I sent out six submissions within an hour with this technology. Remember the old snail mail days? Writing, editing, printing, copying, packaging, labeling, mailing, and waiting for the response. My Lord, how did we ever survive that process? I used to run to the mail box for my rejections (I didn't know at the time they were rejections. Writers are like blind dates -- we go into it always hoping for the best -- but usually wind up disappointed.)
Anyway, hats off to all the trees we're saving too by not sending out packages of paper anymore.
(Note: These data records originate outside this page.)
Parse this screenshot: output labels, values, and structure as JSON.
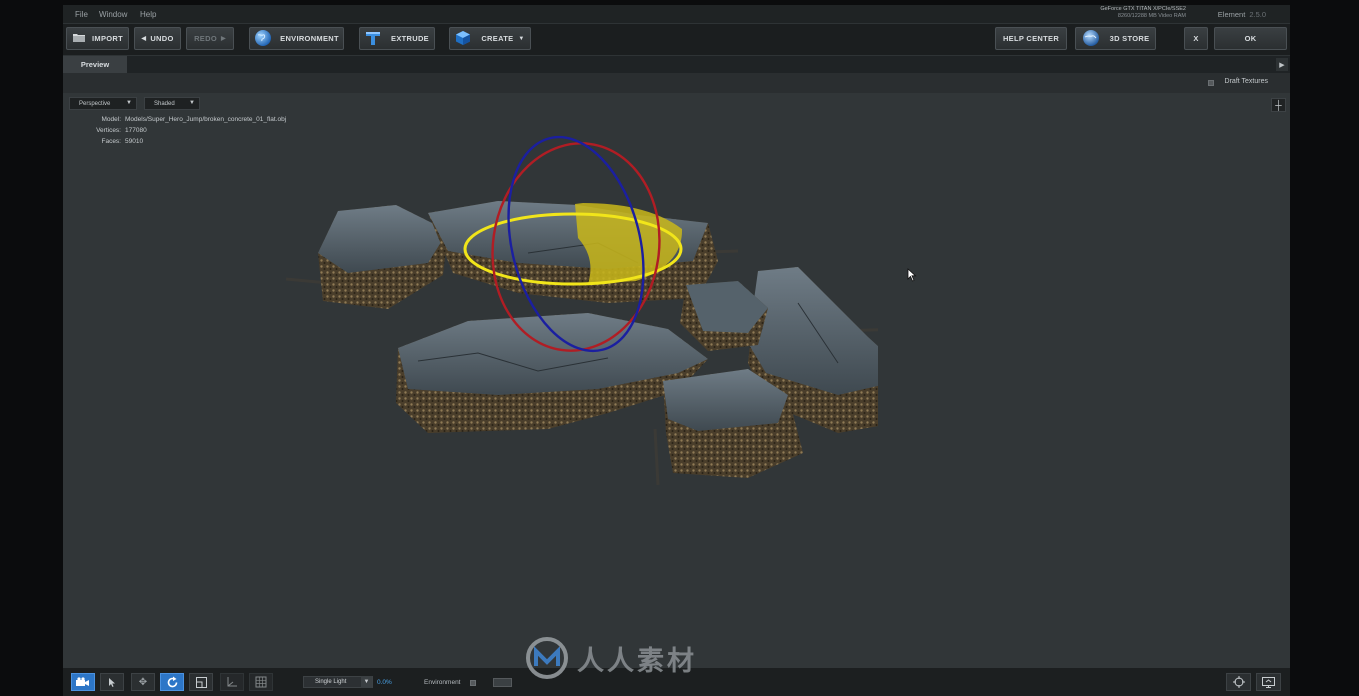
{
  "menu": [
    "File",
    "Window",
    "Help"
  ],
  "gpu": {
    "line1": "GeForce GTX TITAN X/PCIe/SSE2",
    "line2": "8260/12288 MB Video RAM"
  },
  "app": {
    "name": "Element",
    "version": "2.5.0"
  },
  "toolbar": {
    "import": "IMPORT",
    "undo": "UNDO",
    "redo": "REDO",
    "environment": "ENVIRONMENT",
    "extrude": "EXTRUDE",
    "create": "CREATE",
    "help_center": "HELP CENTER",
    "store": "3D STORE",
    "close": "X",
    "ok": "OK"
  },
  "tabs": {
    "preview": "Preview"
  },
  "options": {
    "draft_textures": "Draft Textures"
  },
  "viewport": {
    "camera": "Perspective",
    "shading": "Shaded",
    "info": [
      {
        "key": "Model:",
        "value": "Models/Super_Hero_Jump/broken_concrete_01_flat.obj"
      },
      {
        "key": "Vertices:",
        "value": "177080"
      },
      {
        "key": "Faces:",
        "value": "59010"
      }
    ]
  },
  "bottom": {
    "light": "Single Light",
    "light_value": "0.0%",
    "environment": "Environment"
  },
  "watermark": {
    "text": "人人素材"
  },
  "colors": {
    "accent": "#2d76c7",
    "gizmo_red": "#b01d24",
    "gizmo_blue": "#1b1fa0",
    "gizmo_yellow": "#f0e21a"
  }
}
Do people read these electronic submissions? Well, that's another posting. I think they do. I personally prefer a hard copy of something to read. So I just contradicted the above. I still love books and printed screenplays when it comes to my personal reading habits... but I'm moving slowly toward changing that.
I haven't read an e-book yet, but I may in the future. It's just that I already carry around enough gadgets with me... cell phone, iPhone, iPod... plus my laptop and desktop computer at home. I can't keep track of much more digital reading at the moment.
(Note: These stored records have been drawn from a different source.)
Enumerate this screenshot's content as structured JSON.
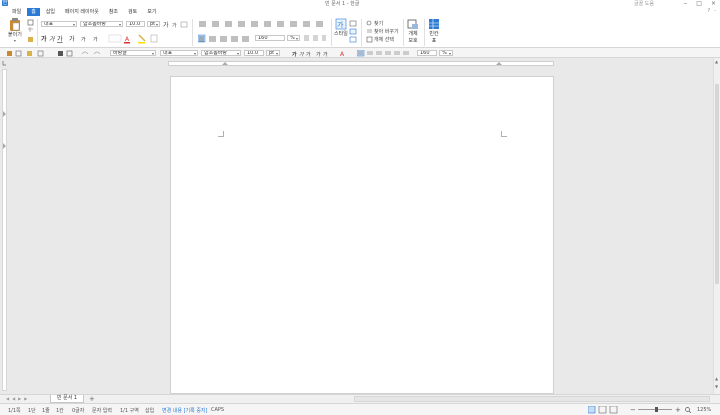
{
  "app": {
    "logo_text": "한",
    "title": "빈 문서 1 - 한글",
    "help": "글꼴 도움",
    "controls": [
      "‒",
      "□",
      "×"
    ]
  },
  "menu": {
    "items": [
      "파일",
      "홈",
      "삽입",
      "페이지 레이아웃",
      "참조",
      "검토",
      "보기"
    ],
    "right": [
      "?",
      "-"
    ]
  },
  "ribbon": {
    "paste_label": "붙이기",
    "style_field": "대표",
    "font_field": "함초롬바탕",
    "size_field": "10.0",
    "size_unit": "pt",
    "line_spacing": "160",
    "percent": "%",
    "style_label": "스타일",
    "find_label": "찾기",
    "replace_label": "찾아 바꾸기",
    "select_label": "개체 선택",
    "object_label": "개체",
    "object_sub": "보호",
    "shape_label": "빈칸",
    "shape_sub": "표"
  },
  "toolbar2": {
    "font_lang": "바탕글",
    "style_field": "대표",
    "font_field": "함초롬바탕",
    "size_field": "10.0",
    "size_unit": "pt",
    "spacing": "160",
    "percent": "%"
  },
  "tabs": {
    "doc_tab": "빈 문서 1",
    "add": "+"
  },
  "status": {
    "items": [
      "1/1쪽",
      "1단",
      "1줄",
      "1칸",
      "0글자",
      "문자 입력",
      "1/1 구역",
      "삽입",
      "변경 내용 [기록 중지]",
      "CAPS"
    ],
    "zoom": "125%"
  },
  "colors": {
    "accent": "#2b7bd6"
  }
}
But Christmas is coming. I might ask for one of those Kindle or Sony thingies to download all my new books on for 2010.
Or maybe not.
Some habits die hard.
Until next time.
1 comment:
When to write? This was my question. When? When? When? Not how or how long, just When. But it’s not really just When is it? When is the mightiest four letter word, a big word full of lots of lovely issues to weed through. If I can answer the When then all that follows will flood. So, how does writing fit in to my day? How can it not fit in…If I am going to call myself a writer I’d better put something on paper regularly or I could only consider myself at best, ‘person who once wrote’ – which sits well in a sad poem but not in a life that needs action.
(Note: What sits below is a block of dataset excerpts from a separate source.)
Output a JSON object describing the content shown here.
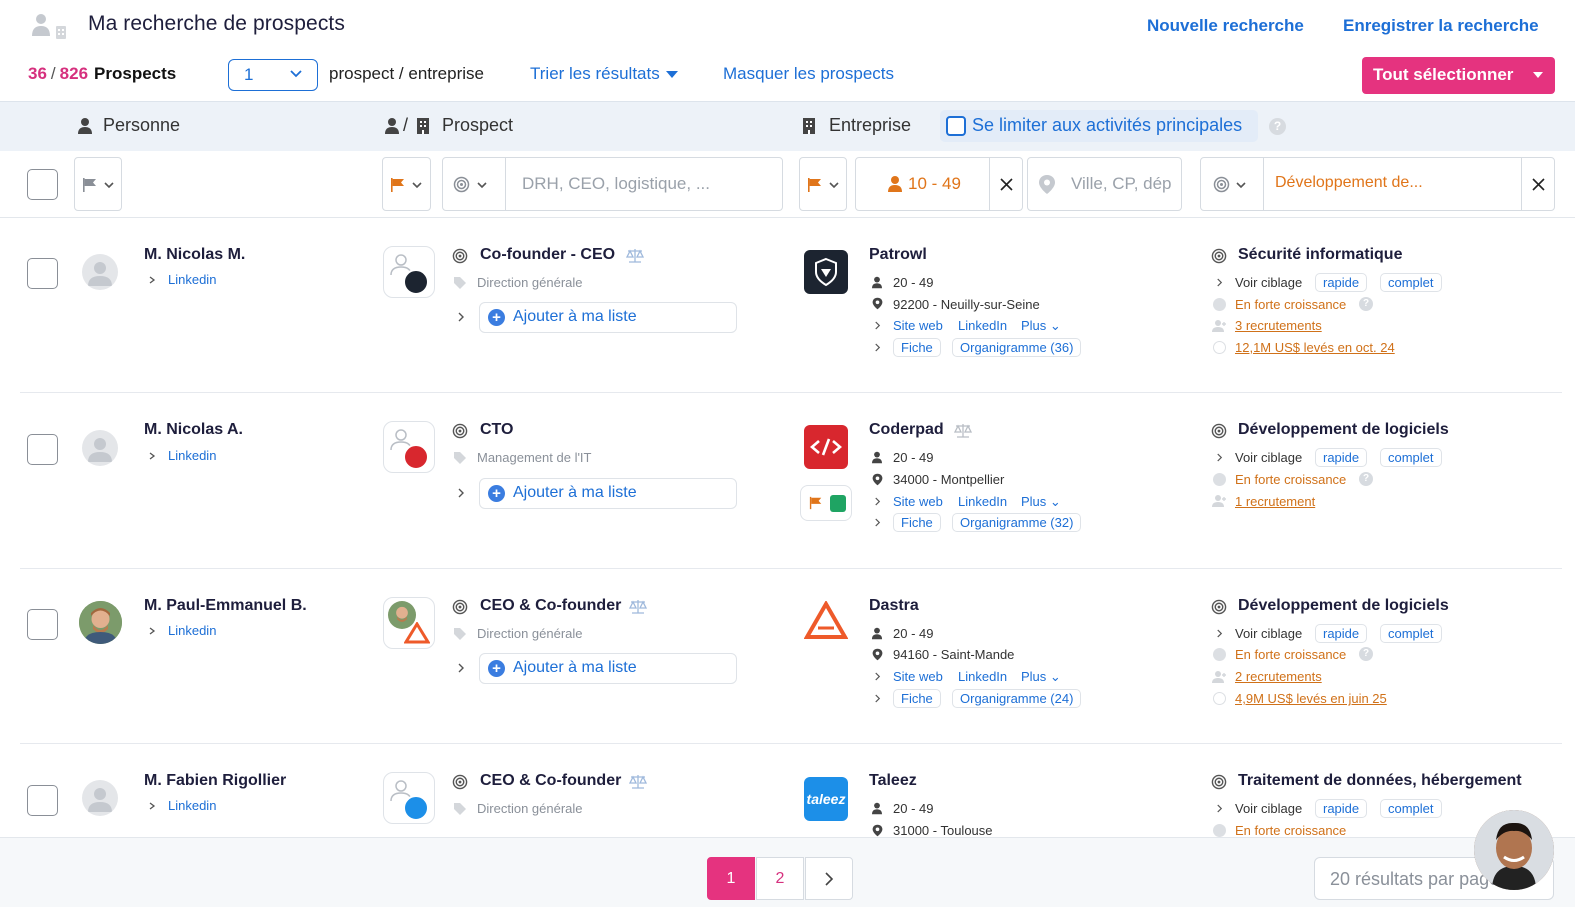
{
  "header": {
    "title": "Ma recherche de prospects",
    "new_search": "Nouvelle recherche",
    "save_search": "Enregistrer la recherche"
  },
  "toolbar": {
    "count_shown": "36",
    "count_sep": "/",
    "count_total": "826",
    "count_label": "Prospects",
    "per_company_value": "1",
    "per_company_label": "prospect / entreprise",
    "sort_label": "Trier les résultats",
    "hide_label": "Masquer les prospects",
    "select_all": "Tout sélectionner"
  },
  "columns": {
    "person": "Personne",
    "prospect_prefix": "/",
    "prospect": "Prospect",
    "company": "Entreprise",
    "limit_label": "Se limiter aux activités principales",
    "help": "?"
  },
  "filters": {
    "job_placeholder": "DRH, CEO, logistique, ...",
    "size_value": "10 - 49",
    "location_placeholder": "Ville, CP, dép",
    "activity_value": "Développement de..."
  },
  "rows": [
    {
      "name": "M. Nicolas M.",
      "linkedin": "Linkedin",
      "role": "Co-founder - CEO",
      "dept": "Direction générale",
      "add": "Ajouter à ma liste",
      "company": "Patrowl",
      "size": "20 - 49",
      "location": "92200 - Neuilly-sur-Seine",
      "site": "Site web",
      "company_linkedin": "LinkedIn",
      "plus": "Plus",
      "fiche": "Fiche",
      "org": "Organigramme (36)",
      "sector": "Sécurité informatique",
      "targeting": "Voir ciblage",
      "quick": "rapide",
      "full": "complet",
      "growth": "En forte croissance",
      "recruit": "3 recrutements",
      "funding": "12,1M US$ levés en oct. 24"
    },
    {
      "name": "M. Nicolas A.",
      "linkedin": "Linkedin",
      "role": "CTO",
      "dept": "Management de l'IT",
      "add": "Ajouter à ma liste",
      "company": "Coderpad",
      "size": "20 - 49",
      "location": "34000 - Montpellier",
      "site": "Site web",
      "company_linkedin": "LinkedIn",
      "plus": "Plus",
      "fiche": "Fiche",
      "org": "Organigramme (32)",
      "sector": "Développement de logiciels",
      "targeting": "Voir ciblage",
      "quick": "rapide",
      "full": "complet",
      "growth": "En forte croissance",
      "recruit": "1 recrutement"
    },
    {
      "name": "M. Paul-Emmanuel B.",
      "linkedin": "Linkedin",
      "role": "CEO & Co-founder",
      "dept": "Direction générale",
      "add": "Ajouter à ma liste",
      "company": "Dastra",
      "size": "20 - 49",
      "location": "94160 - Saint-Mande",
      "site": "Site web",
      "company_linkedin": "LinkedIn",
      "plus": "Plus",
      "fiche": "Fiche",
      "org": "Organigramme (24)",
      "sector": "Développement de logiciels",
      "targeting": "Voir ciblage",
      "quick": "rapide",
      "full": "complet",
      "growth": "En forte croissance",
      "recruit": "2 recrutements",
      "funding": "4,9M US$ levés en juin 25"
    },
    {
      "name": "M. Fabien Rigollier",
      "linkedin": "Linkedin",
      "role": "CEO & Co-founder",
      "dept": "Direction générale",
      "company": "Taleez",
      "logo_text": "taleez",
      "size": "20 - 49",
      "location": "31000 - Toulouse",
      "sector": "Traitement de données, hébergement",
      "targeting": "Voir ciblage",
      "quick": "rapide",
      "full": "complet",
      "growth": "En forte croissance"
    }
  ],
  "pagination": {
    "page1": "1",
    "page2": "2",
    "per_page": "20 résultats par page"
  },
  "colors": {
    "accent_blue": "#1d6fd6",
    "accent_pink": "#e5337f",
    "orange": "#e0751a"
  },
  "icons": [
    "user-company-icon",
    "flag-icon",
    "target-icon",
    "location-icon",
    "balance-icon",
    "chevron-down-icon",
    "chevron-right-icon",
    "close-icon",
    "building-icon",
    "user-icon"
  ]
}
Thankfully I read a book called, Time to Write by Kelly L. Stone...this book guided me to what kind of writer i am. Should I write at night? During the day? After tea? Finally, the When, When, When! I sat in each pod and tried them all out, only to find that I am a morning writer! I rise with the sun and I listen to my thoughts and I write them all down. All of them; shit or glorious it all goes in to be edited on another morning when the sun will surely rise to see me with my tea and ink pen. I had been trying to write at night you see, night time, time of death to me with a pen in my hand. Tired, lost, sleepy, unmotivated… how can anyone write with that baggage at their feet? Well, certainly not me. Silly to think I didn’t even think of setting my alarm 5 minutes earlier each day until I had a full hour of time that would have slipped by without much notice. How easy is that to do? Not for everyone I’m sure. For me a revelation and now six months of words. Words, words, words. If there were now a book to tell me what order to put them in – but if there were such a book we’d all have it wouldn’t we?! Or perhaps not… that is the exciting piece isn’t it – the moment you are holding up the puzzle, completed to see its picture and right before it tips forward into the oblivion of mixed up pieces again you see it for how it is and you know – you know you have it right.